Because he was still my dad. The man who raised me and taught me how to throw a spiral and dive off the deep end. And back then, I didn’t know how to separate loyalty from love.

I’d show up once a week with groceries. Canned soup, sandwich bread, packs of ramen. The bare minimum. Nothing that would stretch my part-time paycheck too thin. But enough.

And every time, he’d laugh, like the whole thing was funny.

“What, you don’t think I can feed myself?”

But there’d be nothing in the fridge except a half-empty bottle of whiskey and an expired carton of milk.

He knows that, even now, even after everything, there’s still some part of me that hates the idea of someone going hungry when I could do something about it.

Because back then, I couldn’t just watch. I couldn’t stomach the thought, even when it wasn’t my job to keep him afloat. Even when he never once deserved it. And that’s what he’s counting on now.

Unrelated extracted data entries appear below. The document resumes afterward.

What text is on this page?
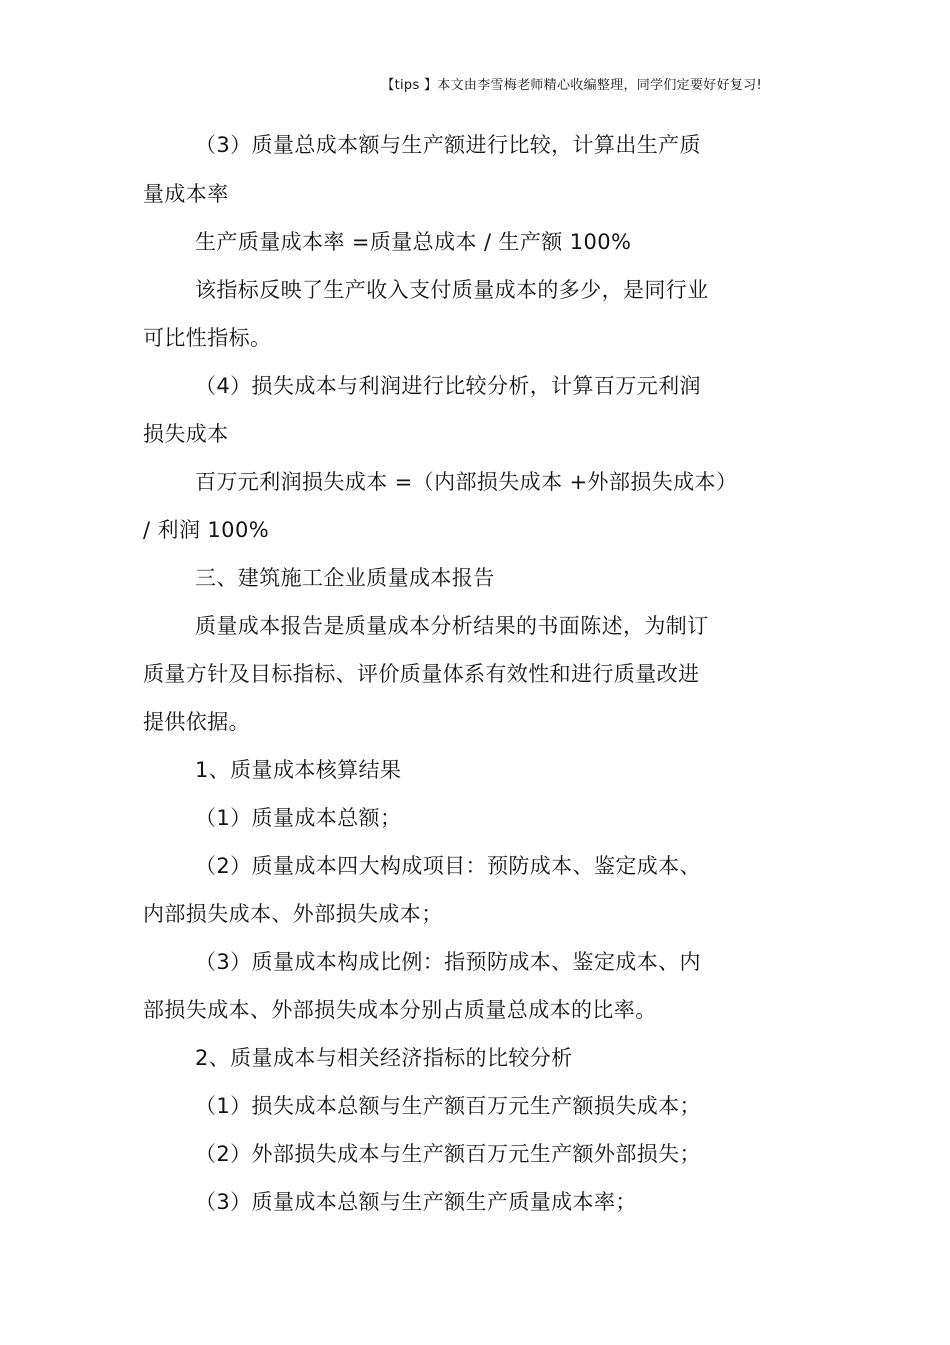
【tips 】本文由李雪梅老师精心收编整理，同学们定要好好复习!
（3）质量总成本额与生产额进行比较，计算出生产质
量成本率
生产质量成本率 =质量总成本 / 生产额 100%
该指标反映了生产收入支付质量成本的多少，是同行业
可比性指标。
（4）损失成本与利润进行比较分析，计算百万元利润
损失成本
百万元利润损失成本 =（内部损失成本 +外部损失成本）
/ 利润 100%
三、建筑施工企业质量成本报告
质量成本报告是质量成本分析结果的书面陈述，为制订
质量方针及目标指标、评价质量体系有效性和进行质量改进
提供依据。
1、质量成本核算结果
（1）质量成本总额；
（2）质量成本四大构成项目：预防成本、鉴定成本、
内部损失成本、外部损失成本；
（3）质量成本构成比例：指预防成本、鉴定成本、内
部损失成本、外部损失成本分别占质量总成本的比率。
2、质量成本与相关经济指标的比较分析
（1）损失成本总额与生产额百万元生产额损失成本；
（2）外部损失成本与生产额百万元生产额外部损失；
（3）质量成本总额与生产额生产质量成本率；
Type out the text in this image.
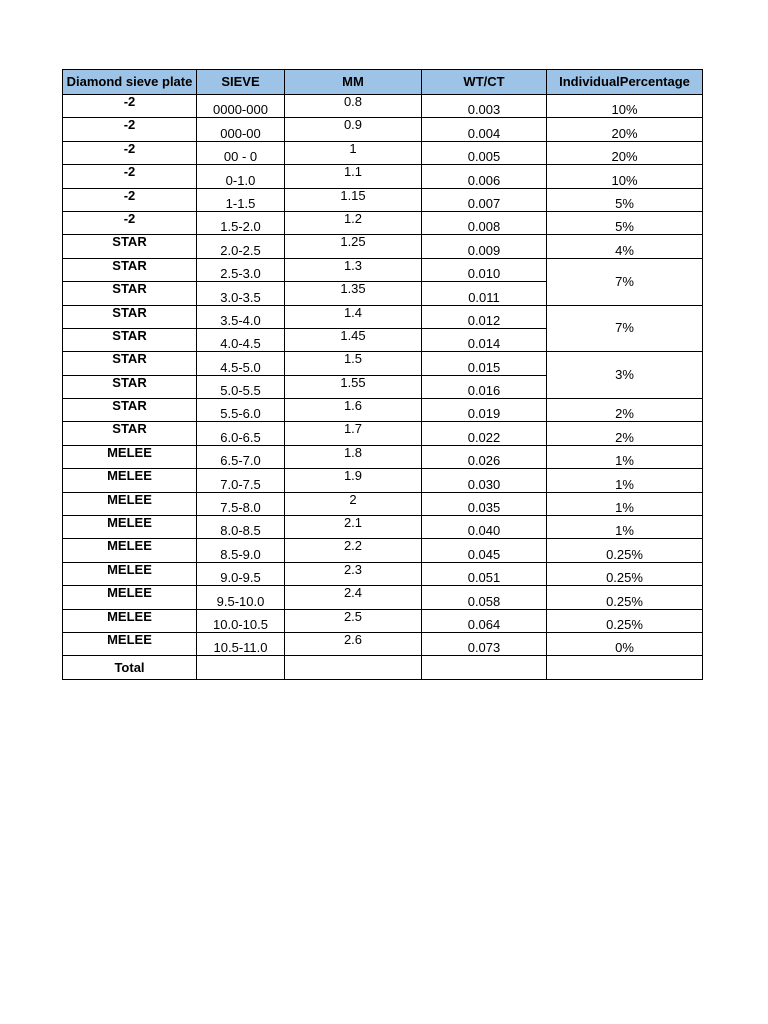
Diamond sieve plate	SIEVE	MM	WT/CT	IndividualPercentage
-2	0000-000	0.8	0.003	10%
-2	000-00	0.9	0.004	20%
-2	00 - 0	1	0.005	20%
-2	0-1.0	1.1	0.006	10%
-2	1-1.5	1.15	0.007	5%
-2	1.5-2.0	1.2	0.008	5%
STAR	2.0-2.5	1.25	0.009	4%
STAR	2.5-3.0	1.3	0.010	7%
STAR	3.0-3.5	1.35	0.011	
STAR	3.5-4.0	1.4	0.012	7%
STAR	4.0-4.5	1.45	0.014	
STAR	4.5-5.0	1.5	0.015	3%
STAR	5.0-5.5	1.55	0.016	
STAR	5.5-6.0	1.6	0.019	2%
STAR	6.0-6.5	1.7	0.022	2%
MELEE	6.5-7.0	1.8	0.026	1%
MELEE	7.0-7.5	1.9	0.030	1%
MELEE	7.5-8.0	2	0.035	1%
MELEE	8.0-8.5	2.1	0.040	1%
MELEE	8.5-9.0	2.2	0.045	0.25%
MELEE	9.0-9.5	2.3	0.051	0.25%
MELEE	9.5-10.0	2.4	0.058	0.25%
MELEE	10.0-10.5	2.5	0.064	0.25%
MELEE	10.5-11.0	2.6	0.073	0%
Total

That I’ll still be the kid who couldn’t walk away.

But he’s not starving. And I’m not that kid anymore.

I exhale hard through my nose. “You’re not gonna starve .”

“Right. I forgot you’re all grown up now. You’ve got it all figured out, don’t ya?”

I clench my jaw, gripping the wheel until my knuckles ache. I should hang up. I shouldn’t have bothered to answer in the first place.

But then he sighs, voice dipping into something closer to familiar. Something softer. “Look, I get it. You’re busy. Just—” A beat. “Just come by to see me soon, alright? We’ll talk then.”

I press my lips together. It’s unfair. Unfair because I know, no matter how much I want to be done with this, no matter how many times I say no, there’s still a part of me that will always care.

And he knows it, too.

I close my eyes. Swallow down the sharp thing lodged in my throat. “I’ll see you soon,” I mutter. And then, before he can say anything else, I hang up.

There’s that silence again. Immediate, heavy, and suffocating in its finality.

I drop my head back against the seat, jaw tight, breath shaky. Before, a moment like this would have sent me into a bit of a panic. A spiral I couldn’t crawl out of for days.

But lately, I’m not feeling much of anything at all. Just tired, a bit numb. And I think, in a way, that might be even worse.